On Saturday, volunteers in Mecklenburg County gathered at the Latta Plantation Nature Preserve, the Campbell Creek Greenway, Mallard Creek Greenway, McMullen Creek Greenway, Stewart Creek Greenway and Berryhill Nature Preserve.
The Gaston County meeting place was Riverbend Public Access off N.C. 16 near Mount Holly.
“N.C. Big Sweep is a great way to get people outdoors helping the environment,” said Kristen O’Reilly, water quality education specialist with Storm Water Services. “It shows that each of us can put forth a small amount of effort, work together and make a big impact.”
About 40 people showed up on the Gaston side of Mountain Island Lake to spend four hours cleaning the shoreline. The group included Boy Scouts and Cub Scouts with Troop 59, sponsored by First United Methodist Church in Mount Holly. The troop recently adopted Mountain Island Lake for ecology projects, and assisting with N.C. Big Sweep was its first.
“I hope they’ll understand about having the opportunity to help the community,” said assistant Scoutmaster Chuck Myers, 65, who was named Mountain Island Lakekeeper six weeks ago. “And I hope they’ll learn they have to start protecting the lake.”
Tracy Smith, 42, of Mount Holly came to the cleanup with her sons, Wyatt, 9, who is a Cub Scout, and Tyler, 12, a Boy Scout.
“I hope they learn that we need to help each other to keep the environment safe, clean and protected,” she said.
Some volunteers walked the shoreline picking up trash. Others, such as Perkins and Mountain Island Lake resident Randy Miller, got to more distant locations by boat.
Growing up in Charlotte, Perkins, 28, knew little about the importance of Mountain Island.
He said he hopes the chance to pick up trash around the lake will let volunteers know “where the drinking water for 1 million people comes from.”
Perkins and Miller focused on what’s known as the “Big Island,” about 4 acres of steep, wooded terrain. It’s also the site of three small beach areas popular for fishing, camping and general partying.
Signs posted on trees warn visitors in English and Spanish about trespassing between sunset and sunrise. Also, the signs read: “Mountain Island Lake. Please Keep It Beautiful. Please Pack Out Your Trash.”
But the message apparently isn’t sinking in because garbage is scattered everywhere.
“You hope year after year you’ll clean it up and make things look absolutely pristine and natural and that people will appreciate it,” Perkins said as he collected diapers someone had dumped.
Miller called the island “one of our biggest trash producers.”
A retired television cameraman, Miller, 60, moved to Charlotte 12 years ago from Los Angeles and has volunteered on Mountain Island cleanups for six years.
Sometimes he’s pleasantly surprised by the lack of trash around the lake.
“At times, it’s remarkably clean,” he said. “Other times, I’m very disappointed at how poorly things are cleaned up.”

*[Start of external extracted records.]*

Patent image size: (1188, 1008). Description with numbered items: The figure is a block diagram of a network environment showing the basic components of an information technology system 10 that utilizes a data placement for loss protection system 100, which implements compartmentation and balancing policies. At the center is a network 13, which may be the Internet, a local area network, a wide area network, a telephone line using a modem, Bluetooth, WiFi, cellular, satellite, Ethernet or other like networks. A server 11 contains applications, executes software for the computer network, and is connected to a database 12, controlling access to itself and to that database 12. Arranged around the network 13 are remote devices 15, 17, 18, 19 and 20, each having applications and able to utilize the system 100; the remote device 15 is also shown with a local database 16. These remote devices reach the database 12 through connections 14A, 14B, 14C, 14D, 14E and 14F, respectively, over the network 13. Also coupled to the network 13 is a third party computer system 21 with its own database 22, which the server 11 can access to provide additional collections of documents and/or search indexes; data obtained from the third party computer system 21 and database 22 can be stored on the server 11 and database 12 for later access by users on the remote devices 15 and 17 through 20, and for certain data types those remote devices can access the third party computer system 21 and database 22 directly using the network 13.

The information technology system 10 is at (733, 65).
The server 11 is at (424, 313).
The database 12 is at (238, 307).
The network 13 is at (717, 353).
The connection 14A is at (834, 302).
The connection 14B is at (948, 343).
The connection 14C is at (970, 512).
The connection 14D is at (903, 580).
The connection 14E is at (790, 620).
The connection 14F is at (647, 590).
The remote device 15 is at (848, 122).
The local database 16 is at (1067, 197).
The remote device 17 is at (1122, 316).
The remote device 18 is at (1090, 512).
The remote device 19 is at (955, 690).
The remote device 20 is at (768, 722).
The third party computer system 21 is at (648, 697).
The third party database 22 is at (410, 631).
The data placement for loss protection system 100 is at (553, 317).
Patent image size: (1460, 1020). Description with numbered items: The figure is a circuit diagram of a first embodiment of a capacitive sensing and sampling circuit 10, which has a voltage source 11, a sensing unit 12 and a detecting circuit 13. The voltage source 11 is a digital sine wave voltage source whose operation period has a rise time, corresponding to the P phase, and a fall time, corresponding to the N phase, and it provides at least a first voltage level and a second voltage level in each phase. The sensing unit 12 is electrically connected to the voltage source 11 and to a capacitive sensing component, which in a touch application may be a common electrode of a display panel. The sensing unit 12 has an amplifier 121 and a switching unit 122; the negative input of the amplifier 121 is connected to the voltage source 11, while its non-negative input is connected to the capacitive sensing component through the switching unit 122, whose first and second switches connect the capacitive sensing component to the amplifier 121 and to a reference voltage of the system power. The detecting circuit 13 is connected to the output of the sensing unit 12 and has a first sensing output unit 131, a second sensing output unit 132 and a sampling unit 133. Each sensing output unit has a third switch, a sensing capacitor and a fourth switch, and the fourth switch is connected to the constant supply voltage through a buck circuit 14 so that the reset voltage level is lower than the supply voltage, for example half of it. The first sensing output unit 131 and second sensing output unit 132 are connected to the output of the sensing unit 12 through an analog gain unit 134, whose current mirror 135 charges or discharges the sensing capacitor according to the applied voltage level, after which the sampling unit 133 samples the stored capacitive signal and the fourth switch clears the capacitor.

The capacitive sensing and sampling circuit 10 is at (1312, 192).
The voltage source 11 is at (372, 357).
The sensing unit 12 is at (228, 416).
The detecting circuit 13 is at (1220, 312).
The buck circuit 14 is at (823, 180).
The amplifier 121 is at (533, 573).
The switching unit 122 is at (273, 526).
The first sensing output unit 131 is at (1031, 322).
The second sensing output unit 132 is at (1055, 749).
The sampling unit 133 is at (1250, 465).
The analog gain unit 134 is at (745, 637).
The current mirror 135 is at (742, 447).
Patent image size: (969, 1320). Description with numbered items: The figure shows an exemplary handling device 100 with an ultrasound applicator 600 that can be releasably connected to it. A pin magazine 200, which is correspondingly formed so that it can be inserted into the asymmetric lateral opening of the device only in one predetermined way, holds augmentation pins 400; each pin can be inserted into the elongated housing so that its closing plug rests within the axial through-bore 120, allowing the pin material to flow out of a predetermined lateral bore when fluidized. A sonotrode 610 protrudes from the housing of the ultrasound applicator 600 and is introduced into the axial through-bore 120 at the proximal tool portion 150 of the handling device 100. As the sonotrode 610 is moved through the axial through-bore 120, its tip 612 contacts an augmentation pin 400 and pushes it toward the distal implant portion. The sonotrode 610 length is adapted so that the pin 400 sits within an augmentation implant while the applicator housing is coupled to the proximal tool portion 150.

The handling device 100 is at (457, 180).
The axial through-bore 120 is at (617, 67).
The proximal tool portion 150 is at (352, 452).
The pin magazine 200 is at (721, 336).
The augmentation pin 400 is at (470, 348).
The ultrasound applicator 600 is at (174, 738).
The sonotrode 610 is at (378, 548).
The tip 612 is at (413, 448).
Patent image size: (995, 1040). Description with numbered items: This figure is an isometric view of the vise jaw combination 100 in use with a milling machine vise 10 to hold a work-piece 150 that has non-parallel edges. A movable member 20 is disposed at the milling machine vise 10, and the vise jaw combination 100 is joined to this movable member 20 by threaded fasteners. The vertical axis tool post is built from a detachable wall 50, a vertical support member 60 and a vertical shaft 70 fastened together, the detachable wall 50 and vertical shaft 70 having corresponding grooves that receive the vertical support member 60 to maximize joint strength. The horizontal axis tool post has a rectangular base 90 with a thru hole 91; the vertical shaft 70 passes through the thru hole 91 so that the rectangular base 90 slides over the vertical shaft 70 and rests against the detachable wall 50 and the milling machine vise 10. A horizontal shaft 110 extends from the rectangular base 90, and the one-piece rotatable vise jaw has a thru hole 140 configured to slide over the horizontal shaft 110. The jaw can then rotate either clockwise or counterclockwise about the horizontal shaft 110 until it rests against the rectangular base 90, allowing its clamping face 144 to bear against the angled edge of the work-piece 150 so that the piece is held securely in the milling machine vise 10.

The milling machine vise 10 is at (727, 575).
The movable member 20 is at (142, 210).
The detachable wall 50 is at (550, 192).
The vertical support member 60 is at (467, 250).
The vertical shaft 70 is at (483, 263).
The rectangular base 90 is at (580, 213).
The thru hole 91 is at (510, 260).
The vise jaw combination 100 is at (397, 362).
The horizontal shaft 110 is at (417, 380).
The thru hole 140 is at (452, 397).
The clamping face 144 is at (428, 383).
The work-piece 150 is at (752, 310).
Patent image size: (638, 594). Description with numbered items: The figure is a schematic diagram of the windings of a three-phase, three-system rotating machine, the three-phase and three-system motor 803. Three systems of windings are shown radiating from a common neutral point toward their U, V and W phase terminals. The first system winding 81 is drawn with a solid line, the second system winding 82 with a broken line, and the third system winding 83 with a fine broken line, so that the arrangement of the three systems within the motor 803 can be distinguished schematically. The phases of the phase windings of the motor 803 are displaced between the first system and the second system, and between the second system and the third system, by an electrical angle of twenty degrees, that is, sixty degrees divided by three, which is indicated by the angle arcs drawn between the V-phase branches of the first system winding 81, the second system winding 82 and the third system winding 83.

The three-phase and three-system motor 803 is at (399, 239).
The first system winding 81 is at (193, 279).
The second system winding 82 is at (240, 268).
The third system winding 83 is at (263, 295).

Camping is also a problem on the island. Although overnight camping isn’t allowed, evidence of numerous campfires suggests otherwise.
On the other side of the island, in addition to the usual trash, Miller and Perkins found two lawn chairs with cushions. Miller pulled another chair and umbrella frame out of nearby brush.
“It’s unnecessary,” he said.
As water gently lapped on the shore, Miller recalled the variety of bird life on Mountain Island – hawks, eagles and osprey. And great blue herons use Big Island as a rookery, building huge nests in the tops of the tallest trees.
With another Big Sweep winding down, he still had the same message for people who come this way: Keep Mountain Island Lake beautiful.